Il titolo stesso ci svela il
rapporto di forte passione che l’autore ha con la parola. E in quanto poeta si
sente completamente avvolto da essa, ammaliato, affascinato e forse anche soggiogato,
di sicuro spesso anche tradito quando essa non sopraggiunge ad afferrare nel
modo che si vorrebbe il senso del sentire interiore.
Ma voglio azzardare un’ipotesi
che, da sino-indologa, nasce in me quasi spontanea leggendo i titoli delle quattro
sezioni nelle quali è suddiviso il libro. Esse sembrano richiamare fortemente
la filosofia orientale; ricordano infatti il percorso fatto da Siddharta per
giungere al nirvana: “cosa si offre alla vista” il titolo della prima sezione, diviene
dunque la presa di coscienza del mondo, l’approccio con la realtà, ciò che è
intorno e fuori di noi; la seconda poi, “Percepire lo svanire delle cose”, rappresenta invece il lungo periodo di
eremitaggio di Siddharta quando il suo pensiero iniziava a comprendere
l’illusorietà della nostra realtà; Si arriva quindi alla terza sezione “Scivola
nel dubbio l’esistenza” traducibile quindi come la profonda crisi interiore di
Siddharta che riconosce come maya
tutto ciò che vedono i suoi occhi; Infine la quarta sezione, “Ripensare l’Essere
nella sua originarietà”, è dunque
l’apice della filosofia buddista, l’accettazione che tutto è illusione (maya
appunto) e che per sconfiggere il male è necessario acquisire tale
consapevolezza fino a riunirsi con il
Tutto, con l’Essere Supremo e Originario, giungendo dunque al Nirvana o come
viene tradotto da noi occidentali all’Illuminazione.

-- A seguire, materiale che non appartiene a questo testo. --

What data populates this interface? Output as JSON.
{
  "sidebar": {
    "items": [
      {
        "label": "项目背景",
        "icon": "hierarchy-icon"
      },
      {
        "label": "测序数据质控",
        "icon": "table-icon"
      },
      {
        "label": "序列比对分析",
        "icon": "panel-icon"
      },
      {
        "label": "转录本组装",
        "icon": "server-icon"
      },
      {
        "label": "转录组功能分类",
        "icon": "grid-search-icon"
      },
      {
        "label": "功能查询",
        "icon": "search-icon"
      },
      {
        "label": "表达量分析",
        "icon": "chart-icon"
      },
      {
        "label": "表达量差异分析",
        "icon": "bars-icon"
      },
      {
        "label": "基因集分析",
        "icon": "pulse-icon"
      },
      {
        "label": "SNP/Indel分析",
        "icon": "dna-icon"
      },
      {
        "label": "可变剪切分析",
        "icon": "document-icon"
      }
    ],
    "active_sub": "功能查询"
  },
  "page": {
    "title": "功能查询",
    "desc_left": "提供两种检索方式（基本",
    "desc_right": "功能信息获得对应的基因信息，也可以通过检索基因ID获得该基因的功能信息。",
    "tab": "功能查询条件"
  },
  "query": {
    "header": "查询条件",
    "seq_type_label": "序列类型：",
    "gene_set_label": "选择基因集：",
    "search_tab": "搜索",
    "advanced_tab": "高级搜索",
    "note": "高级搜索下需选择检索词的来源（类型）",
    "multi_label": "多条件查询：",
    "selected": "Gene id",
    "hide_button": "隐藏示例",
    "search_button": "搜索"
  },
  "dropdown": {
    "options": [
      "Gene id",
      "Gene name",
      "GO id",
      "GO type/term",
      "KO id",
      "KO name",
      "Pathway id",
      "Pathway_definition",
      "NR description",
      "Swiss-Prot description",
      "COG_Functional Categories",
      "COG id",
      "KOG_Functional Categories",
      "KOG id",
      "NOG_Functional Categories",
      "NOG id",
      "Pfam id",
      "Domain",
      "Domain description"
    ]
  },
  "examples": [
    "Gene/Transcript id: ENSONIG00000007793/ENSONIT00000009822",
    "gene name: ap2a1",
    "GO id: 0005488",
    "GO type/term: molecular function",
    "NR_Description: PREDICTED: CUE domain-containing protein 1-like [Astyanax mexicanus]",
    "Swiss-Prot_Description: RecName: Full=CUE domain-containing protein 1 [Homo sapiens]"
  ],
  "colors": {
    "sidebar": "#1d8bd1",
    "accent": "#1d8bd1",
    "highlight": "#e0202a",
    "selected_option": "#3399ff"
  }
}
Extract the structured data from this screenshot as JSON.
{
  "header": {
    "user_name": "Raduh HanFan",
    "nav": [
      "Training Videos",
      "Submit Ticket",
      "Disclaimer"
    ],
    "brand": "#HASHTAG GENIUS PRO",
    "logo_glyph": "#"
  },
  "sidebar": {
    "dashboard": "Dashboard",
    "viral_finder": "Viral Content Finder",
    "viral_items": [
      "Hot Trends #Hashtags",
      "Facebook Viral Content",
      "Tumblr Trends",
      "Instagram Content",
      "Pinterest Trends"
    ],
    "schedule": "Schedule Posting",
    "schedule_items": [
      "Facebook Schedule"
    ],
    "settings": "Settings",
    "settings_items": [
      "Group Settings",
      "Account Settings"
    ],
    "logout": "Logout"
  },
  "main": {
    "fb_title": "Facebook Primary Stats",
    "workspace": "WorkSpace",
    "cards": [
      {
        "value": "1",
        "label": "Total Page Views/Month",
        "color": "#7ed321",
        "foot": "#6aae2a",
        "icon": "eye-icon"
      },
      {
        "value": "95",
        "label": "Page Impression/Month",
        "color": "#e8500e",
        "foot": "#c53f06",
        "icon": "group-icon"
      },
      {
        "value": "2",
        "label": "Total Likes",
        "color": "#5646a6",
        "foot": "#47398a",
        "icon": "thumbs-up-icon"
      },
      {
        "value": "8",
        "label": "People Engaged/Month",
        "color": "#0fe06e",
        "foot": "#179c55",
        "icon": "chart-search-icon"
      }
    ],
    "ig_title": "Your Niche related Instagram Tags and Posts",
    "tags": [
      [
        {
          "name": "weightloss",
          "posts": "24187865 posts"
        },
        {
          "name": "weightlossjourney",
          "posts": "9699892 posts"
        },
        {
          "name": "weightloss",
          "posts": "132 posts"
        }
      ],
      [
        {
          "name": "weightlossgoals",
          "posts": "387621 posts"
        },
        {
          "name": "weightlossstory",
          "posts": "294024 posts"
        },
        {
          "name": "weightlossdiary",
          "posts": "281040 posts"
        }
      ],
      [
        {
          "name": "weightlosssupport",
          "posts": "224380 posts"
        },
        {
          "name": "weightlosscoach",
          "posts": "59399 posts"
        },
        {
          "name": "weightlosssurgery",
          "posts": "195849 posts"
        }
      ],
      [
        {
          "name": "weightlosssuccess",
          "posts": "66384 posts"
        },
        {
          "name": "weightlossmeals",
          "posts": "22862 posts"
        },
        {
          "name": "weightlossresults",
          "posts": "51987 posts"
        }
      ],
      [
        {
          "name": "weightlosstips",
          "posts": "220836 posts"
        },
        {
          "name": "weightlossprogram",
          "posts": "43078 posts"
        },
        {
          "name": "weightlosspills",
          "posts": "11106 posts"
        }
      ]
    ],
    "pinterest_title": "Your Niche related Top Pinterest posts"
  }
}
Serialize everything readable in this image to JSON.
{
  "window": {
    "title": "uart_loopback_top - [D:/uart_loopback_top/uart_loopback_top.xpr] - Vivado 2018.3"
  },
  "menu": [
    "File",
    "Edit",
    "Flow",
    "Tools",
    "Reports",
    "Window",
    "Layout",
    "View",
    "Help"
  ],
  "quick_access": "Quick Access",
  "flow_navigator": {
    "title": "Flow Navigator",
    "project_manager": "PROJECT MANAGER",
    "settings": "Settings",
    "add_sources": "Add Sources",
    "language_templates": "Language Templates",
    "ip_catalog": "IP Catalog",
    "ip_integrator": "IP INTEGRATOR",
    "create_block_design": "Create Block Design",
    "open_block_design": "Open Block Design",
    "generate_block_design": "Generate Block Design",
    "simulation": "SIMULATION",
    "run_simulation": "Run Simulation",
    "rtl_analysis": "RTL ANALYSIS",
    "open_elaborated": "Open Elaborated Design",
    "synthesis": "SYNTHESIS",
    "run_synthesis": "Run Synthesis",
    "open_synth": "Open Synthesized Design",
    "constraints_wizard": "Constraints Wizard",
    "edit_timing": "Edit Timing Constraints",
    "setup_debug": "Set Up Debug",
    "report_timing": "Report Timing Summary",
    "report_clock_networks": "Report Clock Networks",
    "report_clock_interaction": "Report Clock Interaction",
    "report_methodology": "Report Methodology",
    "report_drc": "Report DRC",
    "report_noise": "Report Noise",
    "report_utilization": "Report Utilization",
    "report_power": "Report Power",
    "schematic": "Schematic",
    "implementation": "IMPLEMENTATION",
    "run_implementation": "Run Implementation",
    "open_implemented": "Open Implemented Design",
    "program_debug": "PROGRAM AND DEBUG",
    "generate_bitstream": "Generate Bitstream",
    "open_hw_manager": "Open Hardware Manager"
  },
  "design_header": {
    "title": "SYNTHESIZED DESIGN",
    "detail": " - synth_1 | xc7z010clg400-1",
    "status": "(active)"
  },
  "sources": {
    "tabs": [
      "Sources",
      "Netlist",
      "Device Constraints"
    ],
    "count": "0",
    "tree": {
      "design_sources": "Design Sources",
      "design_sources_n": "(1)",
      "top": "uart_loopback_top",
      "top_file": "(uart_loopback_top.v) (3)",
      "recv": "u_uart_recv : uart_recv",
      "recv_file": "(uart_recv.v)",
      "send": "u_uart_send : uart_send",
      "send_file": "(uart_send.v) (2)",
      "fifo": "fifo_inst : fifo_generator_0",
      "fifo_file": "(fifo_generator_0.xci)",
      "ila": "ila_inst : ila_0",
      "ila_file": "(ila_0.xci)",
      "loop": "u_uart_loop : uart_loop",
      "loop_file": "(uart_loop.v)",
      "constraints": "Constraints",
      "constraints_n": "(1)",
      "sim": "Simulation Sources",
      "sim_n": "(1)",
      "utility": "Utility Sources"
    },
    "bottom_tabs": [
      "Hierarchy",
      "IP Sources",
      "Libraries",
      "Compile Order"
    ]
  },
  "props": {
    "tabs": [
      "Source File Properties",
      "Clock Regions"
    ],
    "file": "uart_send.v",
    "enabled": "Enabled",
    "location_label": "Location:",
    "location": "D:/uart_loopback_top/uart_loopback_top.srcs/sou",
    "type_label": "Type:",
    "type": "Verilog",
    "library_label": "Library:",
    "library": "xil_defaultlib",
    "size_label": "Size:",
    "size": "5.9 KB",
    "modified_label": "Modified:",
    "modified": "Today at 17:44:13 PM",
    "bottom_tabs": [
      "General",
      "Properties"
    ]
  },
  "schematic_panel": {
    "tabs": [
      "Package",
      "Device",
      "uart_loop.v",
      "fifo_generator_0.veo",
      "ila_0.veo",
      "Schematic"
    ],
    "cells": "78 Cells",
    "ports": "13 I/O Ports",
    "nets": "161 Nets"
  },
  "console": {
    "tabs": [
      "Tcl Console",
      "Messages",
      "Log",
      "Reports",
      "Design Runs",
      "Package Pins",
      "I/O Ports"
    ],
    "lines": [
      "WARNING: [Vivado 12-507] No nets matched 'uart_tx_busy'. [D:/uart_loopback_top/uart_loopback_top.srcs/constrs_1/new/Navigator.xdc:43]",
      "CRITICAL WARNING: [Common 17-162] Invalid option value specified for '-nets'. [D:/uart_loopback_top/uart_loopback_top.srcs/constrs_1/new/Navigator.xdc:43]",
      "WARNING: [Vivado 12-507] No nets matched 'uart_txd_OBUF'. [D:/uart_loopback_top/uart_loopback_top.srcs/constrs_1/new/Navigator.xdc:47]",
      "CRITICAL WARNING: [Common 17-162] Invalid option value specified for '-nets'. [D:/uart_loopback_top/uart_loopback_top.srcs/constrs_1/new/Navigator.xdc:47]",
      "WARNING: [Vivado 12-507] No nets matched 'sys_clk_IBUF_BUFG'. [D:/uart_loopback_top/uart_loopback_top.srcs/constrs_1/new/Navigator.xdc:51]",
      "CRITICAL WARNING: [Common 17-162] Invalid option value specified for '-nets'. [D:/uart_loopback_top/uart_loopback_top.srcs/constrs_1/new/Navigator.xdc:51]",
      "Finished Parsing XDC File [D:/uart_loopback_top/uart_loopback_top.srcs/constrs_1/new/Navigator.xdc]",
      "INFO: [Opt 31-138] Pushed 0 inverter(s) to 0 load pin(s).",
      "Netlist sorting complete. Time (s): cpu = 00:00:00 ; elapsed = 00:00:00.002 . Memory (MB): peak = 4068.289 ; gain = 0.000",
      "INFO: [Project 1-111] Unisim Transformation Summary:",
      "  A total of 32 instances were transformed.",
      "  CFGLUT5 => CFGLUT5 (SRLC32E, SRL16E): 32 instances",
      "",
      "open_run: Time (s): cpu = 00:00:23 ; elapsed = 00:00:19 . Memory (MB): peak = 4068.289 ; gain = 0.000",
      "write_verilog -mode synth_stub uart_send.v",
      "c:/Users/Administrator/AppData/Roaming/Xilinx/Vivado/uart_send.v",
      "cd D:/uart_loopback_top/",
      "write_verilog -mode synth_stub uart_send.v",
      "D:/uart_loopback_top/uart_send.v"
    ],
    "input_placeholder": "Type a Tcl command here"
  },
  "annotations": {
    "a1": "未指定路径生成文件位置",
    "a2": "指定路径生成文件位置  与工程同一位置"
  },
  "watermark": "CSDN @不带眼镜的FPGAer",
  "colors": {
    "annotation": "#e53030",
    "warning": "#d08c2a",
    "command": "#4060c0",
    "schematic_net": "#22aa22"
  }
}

Forse è molto rischiosa questa
mia interpretazione ma ritrovo nelle poesie del Contessini una forte valenza orientaleggiante,
per l’appunto buddista con qualche concessione anche al taoismo: il bisogno di
sintesi nella ricerca del verso è palese; l’interrogarsi sul senso
dell’esistenza; sull’apparenza del mondo; la ricerca del silenzio.